It is a time for quiet reflection and even a few tears for Kristy, Nicholas and Jessica De Leon.
The wife and two of the children of local former football standout Leroy De Leon, have found themselves in the country from their base in Phoenix, Arizona, in the United Sates, trying to come to terms with the plight of their husband and father, currently warded at the San Fernando General Hospital after suffering two strokes in the closing days of 2024.
Yesterday, they took some time to speak about their current ordeal and a bit about the man himself.
Primarily, wife Kristy is grateful for the support the family is receiving.
“Very thankful, very grateful...We could take a breath that somebody was watching out for him...until we could get there,” she says.
That support has come in the main from De Leon’s nephew Brent, and good friends Steve David, himself a national football icon, and Reginald Renwick, whose association with De Leon stretches back to the time when De Leon entered St Benedict’s College in 1964.
But sitting in the foyer of the Royal Hotel in San Fernando while her husband remains unable to communicate on his hospital bed, Kristy admits to an initial feeling of helplessness.
“First it’s a shock; you never think about these times that happen in your life...”
She adds: “It’s been a while, so it was hard to see him like that for sure. He’s so full of life and so full of laughter, so that part was difficult for all of us. But still, being there, now knowing what the condition is for ourselves, we can then talk about it and have some conversations and talk to the doctors and they can talk to us and let us know.”
Jessica adds: “I felt very helpless and then being able to meet Reginald and have people that are advocating for my dad and are on his side, it helps.”
Football is in the De Leon family genes. Kristy also played the game, as did both Nicholas and Jessica.
But in the cool interior of the hotel, Nicholas, who himself played seven seasons in Major League Soccer with DC United, relates some of the complexities that could arise when your father is a renowned athlete.
“I went through a period with him,” he explains with care, when, “I idolized my dad when I was young.
“Through my teenage years, I demonized him through just a lack of understanding. (But) the older I got...you understand him as a person, and how he grew up and everything about him. But he continues: “I’m definitely in those (last) five or six years been in that humility stage and it’s been amazing because that’s when I’ve been able to start that reconnection again.”

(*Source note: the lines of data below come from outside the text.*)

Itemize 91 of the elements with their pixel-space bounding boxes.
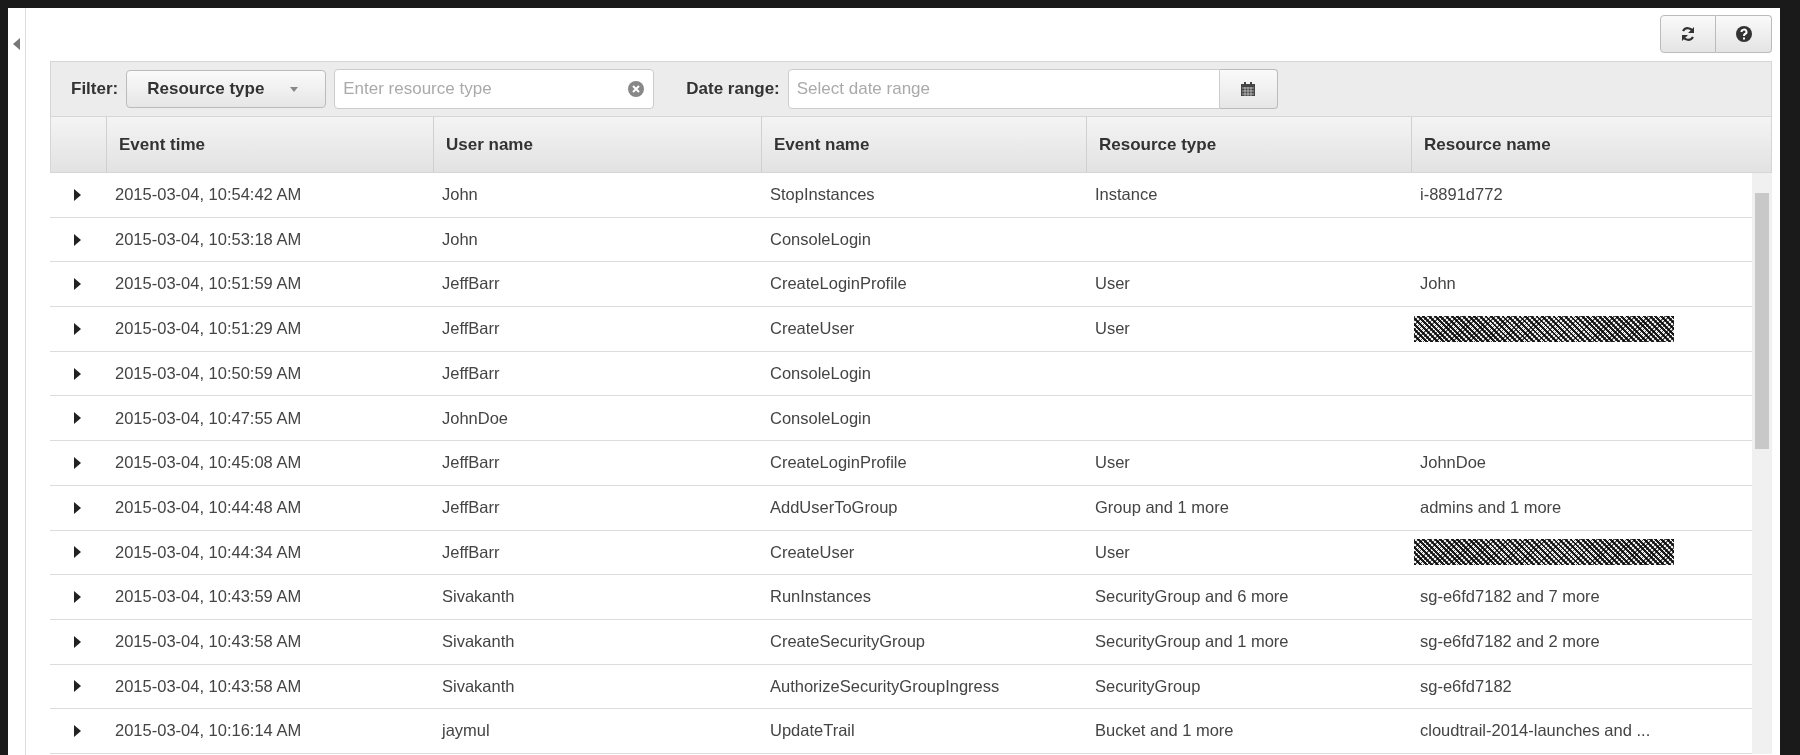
table-cell-text: 2015-03-04, 10:51:59 AM <box>114 274 302 293</box>
table-cell-text: Sivakanth <box>441 676 515 695</box>
table-cell-text: JohnDoe <box>441 408 509 427</box>
expand-arrow-icon[interactable] <box>74 725 81 738</box>
column-header[interactable]: User name <box>446 131 533 158</box>
table-cell-text: sg-e6fd7182 and 7 more <box>1419 587 1600 606</box>
table-cell-text: i-8891d772 <box>1419 185 1503 204</box>
table-cell-text: CreateUser <box>769 542 855 561</box>
table-cell-text: sg-e6fd7182 <box>1419 676 1512 695</box>
table-cell-text: 2015-03-04, 10:44:48 AM <box>114 497 302 516</box>
table-cell-text: 2015-03-04, 10:43:58 AM <box>114 676 302 695</box>
table-cell-text: 2015-03-04, 10:16:14 AM <box>114 721 302 740</box>
column-header[interactable]: Resource name <box>1424 131 1551 158</box>
help-button[interactable] <box>1716 15 1772 53</box>
table-cell-text: admins and 1 more <box>1419 497 1562 516</box>
table-cell-text: Sivakanth <box>441 587 515 606</box>
table-cell-text: JeffBarr <box>441 363 500 382</box>
resource-type-dropdown[interactable]: Resource type <box>126 70 327 108</box>
table-cell-text: CreateLoginProfile <box>769 274 907 293</box>
table-cell-text: Instance <box>1094 185 1158 204</box>
calendar-icon <box>1240 81 1257 97</box>
table-cell-text: User <box>1094 453 1130 472</box>
scrollbar[interactable] <box>1752 173 1772 754</box>
table-cell-text: CreateUser <box>769 319 855 338</box>
help-icon <box>1735 26 1752 42</box>
scrollbar-thumb[interactable] <box>1755 193 1769 449</box>
table-cell-text: JeffBarr <box>441 274 500 293</box>
expand-arrow-icon[interactable] <box>74 680 81 693</box>
date-range-input[interactable]: Select date range <box>787 69 1220 109</box>
expand-arrow-icon[interactable] <box>74 412 81 425</box>
table-cell-text: Sivakanth <box>441 631 515 650</box>
table-cell-text: JeffBarr <box>441 453 500 472</box>
table-cell-text: Group and 1 more <box>1094 497 1229 516</box>
table-cell-text: StopInstances <box>769 185 875 204</box>
table-cell-text: SecurityGroup and 6 more <box>1094 587 1289 606</box>
column-header[interactable]: Event name <box>774 131 870 158</box>
table-cell-text: AuthorizeSecurityGroupIngress <box>769 676 1000 695</box>
table-cell-text: ConsoleLogin <box>769 408 871 427</box>
expand-arrow-icon[interactable] <box>74 367 81 380</box>
table-cell-text: 2015-03-04, 10:50:59 AM <box>114 363 302 382</box>
expand-arrow-icon[interactable] <box>74 278 81 291</box>
table-cell-text: 2015-03-04, 10:53:18 AM <box>114 229 302 248</box>
table-cell-text: ConsoleLogin <box>769 229 871 248</box>
refresh-button[interactable] <box>1660 15 1716 53</box>
resource-type-input[interactable]: Enter resource type <box>334 69 655 109</box>
table-cell-text: John <box>1419 274 1456 293</box>
expand-arrow-icon[interactable] <box>74 233 81 246</box>
expand-arrow-icon[interactable] <box>74 456 81 469</box>
table-cell-text: User <box>1094 274 1130 293</box>
table-cell-text: 2015-03-04, 10:47:55 AM <box>114 408 302 427</box>
expand-arrow-icon[interactable] <box>74 546 81 559</box>
table-cell-text: 2015-03-04, 10:51:29 AM <box>114 319 302 338</box>
table-cell-text: 2015-03-04, 10:45:08 AM <box>114 453 302 472</box>
collapse-arrow-icon[interactable] <box>12 38 21 50</box>
table-cell-text: ConsoleLogin <box>769 363 871 382</box>
table-cell-text: CreateSecurityGroup <box>769 631 925 650</box>
table-cell-text: SecurityGroup <box>1094 676 1201 695</box>
table-cell-text: cloudtrail-2014-launches and ... <box>1419 721 1651 740</box>
expand-arrow-icon[interactable] <box>74 322 81 335</box>
table-cell-text: 2015-03-04, 10:54:42 AM <box>114 185 302 204</box>
table-cell-text: 2015-03-04, 10:43:58 AM <box>114 631 302 650</box>
table-cell-text: JohnDoe <box>1419 453 1487 472</box>
table-cell-text: JeffBarr <box>441 497 500 516</box>
table-cell-text: JeffBarr <box>441 542 500 561</box>
clear-icon[interactable] <box>628 81 645 97</box>
table-cell-text: CreateLoginProfile <box>769 453 907 472</box>
table-cell-text: SecurityGroup and 1 more <box>1094 631 1289 650</box>
expand-arrow-icon[interactable] <box>74 501 81 514</box>
table-cell-text: 2015-03-04, 10:44:34 AM <box>114 542 302 561</box>
expand-arrow-icon[interactable] <box>74 635 81 648</box>
table-cell-text: 2015-03-04, 10:43:59 AM <box>114 587 302 606</box>
expand-arrow-icon[interactable] <box>74 188 81 201</box>
table-cell-text: User <box>1094 319 1130 338</box>
table-cell-text: Bucket and 1 more <box>1094 721 1234 740</box>
calendar-button[interactable] <box>1219 69 1278 109</box>
table-cell-text: User <box>1094 542 1130 561</box>
column-header[interactable]: Event time <box>119 131 205 158</box>
table-cell-text: JeffBarr <box>441 319 500 338</box>
expand-arrow-icon[interactable] <box>74 591 81 604</box>
refresh-icon <box>1680 26 1696 42</box>
table-cell-text: AddUserToGroup <box>769 497 898 516</box>
table-cell-text: UpdateTrail <box>769 721 855 740</box>
table-cell-text: sg-e6fd7182 and 2 more <box>1419 631 1600 650</box>
date-range-label: Date range: <box>686 78 780 101</box>
table-cell-text: John <box>441 229 478 248</box>
table-cell-text: RunInstances <box>769 587 871 606</box>
column-header[interactable]: Resource type <box>1099 131 1217 158</box>
table-cell-text: jaymul <box>440 721 490 740</box>
table-cell-text: John <box>441 185 478 204</box>
caret-icon <box>290 86 299 92</box>
filter-label: Filter: <box>71 78 119 101</box>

Unsure of what the future will hold for his father, Nicholas is holding on to the memories of good times and the sporting legacy handed down to him.
He goes back to his MLS days and recalls playing at RFK Stadium, the ground where Leroy also played during his time as one of the pioneers in the North American and American Soccer Leagues in the 1960s and 70s.
“That kind of nostalgia was emotional at the time, to know that I was playing on the same grounds as him; big shoes to fill; really, really big shoes to fill. But that was also something he instilled. He never wanted me to compare myself to him.”
Pride in who they are as De Leons, is also something that Leroy has passed on to Nicholas and Jessica.
And speaking of that De Leon personality, Renwick is effusive in his speech.
“Leroy was kind-hearted; he was very caring....I look at Leroy as a leader; I look at him as a champion of champions, a strategist but most of all to me, a humanitarian and a very good person.”
He was speaking from personal experience, recalling the days when as a down-and-out student in the United States, he was bailed out with lodging by De Leon and another former T&T player, Selris Figaro.
“Sellers and Leroy helped me out tremendously,” he recalls. “Had it not been for both of them, I would not have even finished my Masters degree and moved on to be a university lecturer and professor. So I’m indebted to Leroy at all times.”
Renwick is now playing the role of supporter to his friend in need.
But he also took the time to hail De Leon the midfield maestro, one of the products developed at St Benedict’s through the vision of principal Dom Basil Matthews.
“I did not see Shay Seymour, and I have all respect for Delbert Charleau and Doyle Griffith, Carlton Franco, and most recently (Russell) Latapy and Dwight Yorke. I have all respect for them…but Leroy was like a Caesar fighting Pompey.”
He explains: “Leroy was a strategist on the playing field. How Pompey was defeated by Caesar, Leroy was our Caesar in terms of strategy and planning and technique and everything.”
Many of the De Leon references on this day are unconsciously, inadvertently made in the past tense, a reminder of the difficult, present reality.
Keith Renaud, a St Benedict’s team-mate and friend of De Leon summed up this time best.
“I’m not feeling so well about the situation that exists at the moment. Leroy De Leon I consider to be the Lionel Messi of our time; a wonderful, brilliant, talented footballer and leader….I feel really sad to see him the way he is now, but we hope that he will recover.”